Le leader mondial des cosmétiques a annoncé jeudi un recul de ses ventes au troisième trimestre sur ses marchés occidentaux, ce qui le conduit à revoir à la baisse ses objectifs, et à fermer deux usines en Europe, pour la première fois "depuis de très nombreuses années". En Europe de l'Ouest, la croissance, "ralentie", a été de 3,9% (-1,8% à données comparables) à 1,74 milliard au troisième trimestre. Dans ces conditions, "nous estimons désormais plus prudent de prévoir pour 2008 une croissance du chiffre d’affaires à données comparables proche du niveau atteint à 9 mois, c'est-à-dire de l'ordre de +4%", a indiqué le directeur général du groupe Jean-Paul Agon.

L'Oréal abaisse ainsi pour la deuxième fois depuis le début de l'année son objectif de croissance des ventes: début 2008, il visait une progression dans une fourchette de 6 à 8%. Le groupe a en outre abaissé sa prévision de croissance de son bénéfice net par action hors effets de change: elle devrait être "de l'ordre de 7 à 8%", contre une progression "à deux chiffres" attendue jusqu'à présent. "La publication décevante et le manque de visibilité (...) devraient peser fortement sur le titre", estiment les analystes de Natixis, qui ne voient pas "dans l'environnement de consommation morose actuel, de reprise forte se profiler dans un avenir proche."
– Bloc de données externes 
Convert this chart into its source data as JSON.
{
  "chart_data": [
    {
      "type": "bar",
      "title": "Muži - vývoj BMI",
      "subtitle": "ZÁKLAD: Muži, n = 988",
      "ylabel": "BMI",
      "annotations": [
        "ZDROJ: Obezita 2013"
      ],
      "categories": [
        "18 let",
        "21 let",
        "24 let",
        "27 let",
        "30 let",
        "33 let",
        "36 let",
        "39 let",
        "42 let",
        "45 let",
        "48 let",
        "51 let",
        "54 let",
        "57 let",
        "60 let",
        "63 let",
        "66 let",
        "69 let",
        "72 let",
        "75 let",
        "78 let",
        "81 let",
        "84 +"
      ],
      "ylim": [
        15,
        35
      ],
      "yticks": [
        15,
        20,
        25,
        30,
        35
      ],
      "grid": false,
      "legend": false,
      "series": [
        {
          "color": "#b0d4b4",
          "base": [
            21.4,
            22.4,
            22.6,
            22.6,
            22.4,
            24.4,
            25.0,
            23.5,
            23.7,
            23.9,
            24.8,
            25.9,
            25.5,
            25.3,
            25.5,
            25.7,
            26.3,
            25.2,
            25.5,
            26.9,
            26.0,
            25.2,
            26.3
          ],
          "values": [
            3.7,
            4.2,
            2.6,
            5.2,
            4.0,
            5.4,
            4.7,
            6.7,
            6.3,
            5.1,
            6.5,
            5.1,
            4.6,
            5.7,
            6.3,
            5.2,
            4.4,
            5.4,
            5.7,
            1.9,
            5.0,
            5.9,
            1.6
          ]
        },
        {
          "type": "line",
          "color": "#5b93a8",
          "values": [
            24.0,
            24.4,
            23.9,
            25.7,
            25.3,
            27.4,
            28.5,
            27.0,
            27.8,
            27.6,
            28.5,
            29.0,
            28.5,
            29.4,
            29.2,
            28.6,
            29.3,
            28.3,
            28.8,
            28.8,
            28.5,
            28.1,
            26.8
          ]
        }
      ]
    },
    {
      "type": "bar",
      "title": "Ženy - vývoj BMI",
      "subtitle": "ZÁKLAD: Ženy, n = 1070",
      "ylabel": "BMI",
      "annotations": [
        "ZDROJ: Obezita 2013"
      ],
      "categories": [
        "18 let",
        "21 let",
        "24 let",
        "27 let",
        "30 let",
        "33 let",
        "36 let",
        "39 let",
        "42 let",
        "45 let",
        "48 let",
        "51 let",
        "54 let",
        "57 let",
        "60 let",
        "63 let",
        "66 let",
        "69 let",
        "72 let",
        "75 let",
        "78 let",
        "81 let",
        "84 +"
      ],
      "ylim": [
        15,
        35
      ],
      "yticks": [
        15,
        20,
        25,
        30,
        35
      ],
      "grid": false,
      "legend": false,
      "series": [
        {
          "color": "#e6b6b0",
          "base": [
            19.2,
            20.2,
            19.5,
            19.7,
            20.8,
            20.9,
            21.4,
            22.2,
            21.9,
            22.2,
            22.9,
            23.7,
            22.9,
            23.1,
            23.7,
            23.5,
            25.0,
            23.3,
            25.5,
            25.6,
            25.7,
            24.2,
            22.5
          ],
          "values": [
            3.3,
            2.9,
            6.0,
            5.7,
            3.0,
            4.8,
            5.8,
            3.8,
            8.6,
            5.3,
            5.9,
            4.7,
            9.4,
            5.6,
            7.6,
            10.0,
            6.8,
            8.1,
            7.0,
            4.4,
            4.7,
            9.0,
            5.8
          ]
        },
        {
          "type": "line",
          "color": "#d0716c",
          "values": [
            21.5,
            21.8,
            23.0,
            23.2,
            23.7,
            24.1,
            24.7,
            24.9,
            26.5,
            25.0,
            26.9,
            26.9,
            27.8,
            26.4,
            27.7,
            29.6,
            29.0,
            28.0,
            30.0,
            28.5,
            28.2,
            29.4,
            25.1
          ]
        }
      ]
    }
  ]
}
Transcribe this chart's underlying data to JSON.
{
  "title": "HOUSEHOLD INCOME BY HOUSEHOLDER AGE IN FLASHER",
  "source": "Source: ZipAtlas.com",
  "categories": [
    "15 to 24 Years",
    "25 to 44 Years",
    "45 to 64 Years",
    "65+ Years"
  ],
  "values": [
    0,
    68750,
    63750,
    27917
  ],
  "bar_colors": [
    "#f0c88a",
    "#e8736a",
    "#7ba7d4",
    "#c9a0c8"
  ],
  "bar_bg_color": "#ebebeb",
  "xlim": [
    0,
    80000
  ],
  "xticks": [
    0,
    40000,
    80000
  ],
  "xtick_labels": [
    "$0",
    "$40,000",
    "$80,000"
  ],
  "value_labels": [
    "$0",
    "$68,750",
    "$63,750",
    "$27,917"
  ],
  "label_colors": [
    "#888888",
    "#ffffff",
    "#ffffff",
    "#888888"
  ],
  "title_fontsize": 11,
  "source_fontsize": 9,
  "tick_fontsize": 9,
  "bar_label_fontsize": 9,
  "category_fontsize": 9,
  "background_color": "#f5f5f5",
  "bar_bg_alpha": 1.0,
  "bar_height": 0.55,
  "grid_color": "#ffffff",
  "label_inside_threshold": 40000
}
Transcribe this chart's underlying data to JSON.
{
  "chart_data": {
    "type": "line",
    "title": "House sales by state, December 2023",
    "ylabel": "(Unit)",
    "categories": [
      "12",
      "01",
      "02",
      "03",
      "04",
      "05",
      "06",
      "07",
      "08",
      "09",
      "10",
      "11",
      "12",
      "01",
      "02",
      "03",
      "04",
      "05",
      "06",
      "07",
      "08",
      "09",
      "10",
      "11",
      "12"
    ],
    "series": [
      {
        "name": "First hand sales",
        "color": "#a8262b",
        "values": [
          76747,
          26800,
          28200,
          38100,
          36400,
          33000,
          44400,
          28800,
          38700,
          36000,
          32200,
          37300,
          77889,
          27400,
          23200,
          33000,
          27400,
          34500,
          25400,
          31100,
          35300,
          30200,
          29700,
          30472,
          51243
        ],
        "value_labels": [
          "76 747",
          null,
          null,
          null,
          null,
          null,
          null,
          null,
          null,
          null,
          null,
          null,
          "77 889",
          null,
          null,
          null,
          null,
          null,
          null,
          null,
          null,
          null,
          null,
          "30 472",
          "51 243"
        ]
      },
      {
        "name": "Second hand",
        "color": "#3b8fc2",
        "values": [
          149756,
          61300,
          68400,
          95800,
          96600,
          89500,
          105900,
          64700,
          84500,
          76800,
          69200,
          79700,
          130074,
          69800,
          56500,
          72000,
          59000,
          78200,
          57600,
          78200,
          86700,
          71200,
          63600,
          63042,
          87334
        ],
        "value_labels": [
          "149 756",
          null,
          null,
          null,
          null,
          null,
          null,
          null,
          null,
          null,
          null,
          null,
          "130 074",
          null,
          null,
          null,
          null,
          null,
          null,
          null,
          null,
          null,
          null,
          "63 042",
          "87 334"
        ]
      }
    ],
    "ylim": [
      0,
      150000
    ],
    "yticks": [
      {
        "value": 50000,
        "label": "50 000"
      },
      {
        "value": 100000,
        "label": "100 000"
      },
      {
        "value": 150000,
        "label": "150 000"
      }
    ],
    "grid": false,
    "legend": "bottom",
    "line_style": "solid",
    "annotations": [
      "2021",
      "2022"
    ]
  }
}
Ils abaissent à "alléger", contre "renforcer" auparavant, leur recommandation sur le titre, et revoient en forte baisse leur objectif de cours, à 56 euros, contre 68 euros auparavant. Emmanuelle Thollon Pommerol, du Crédit Mutuel-CIC, se montre tout aussi circonspecte: "L'Oréal émet son deuxième +sales warning+ (révision en baisse de ses prévisions de ventes, ndlr) de l'année, ce que nous attendions, mais aussi un +profit warning+ (avertissement sur résultats, ndlr) plus inattendu. C'est beaucoup à absorber pour un groupe considéré comme défensif", souligne-t-elle.

"Cette publication devrait être sanctionnée, d'autant que la résistance du titre depuis la fin août dans un marché très baissier a été marquée", précise l'analyste, qui maintient sa recommandation à "conserver", mais abaisse son objectif de cours à 59 euros, contre 67 euros auparavant.

Pour Deutsche Bank, enfin, "étant donné le ralentissement attendu de certains marchés émergents, les nouvelles prévisions de ventes de L'Oréal ne sont pas sans risques". Pour leur part, la banque suisse UBS a abaissé à "vendre", contre "neutre" auparavant, sa recommandation sur le titre, tandis que la banque américaine Morgan Stanley baissait son objectif de cours à 55 euros, contre 60 euros auparavant.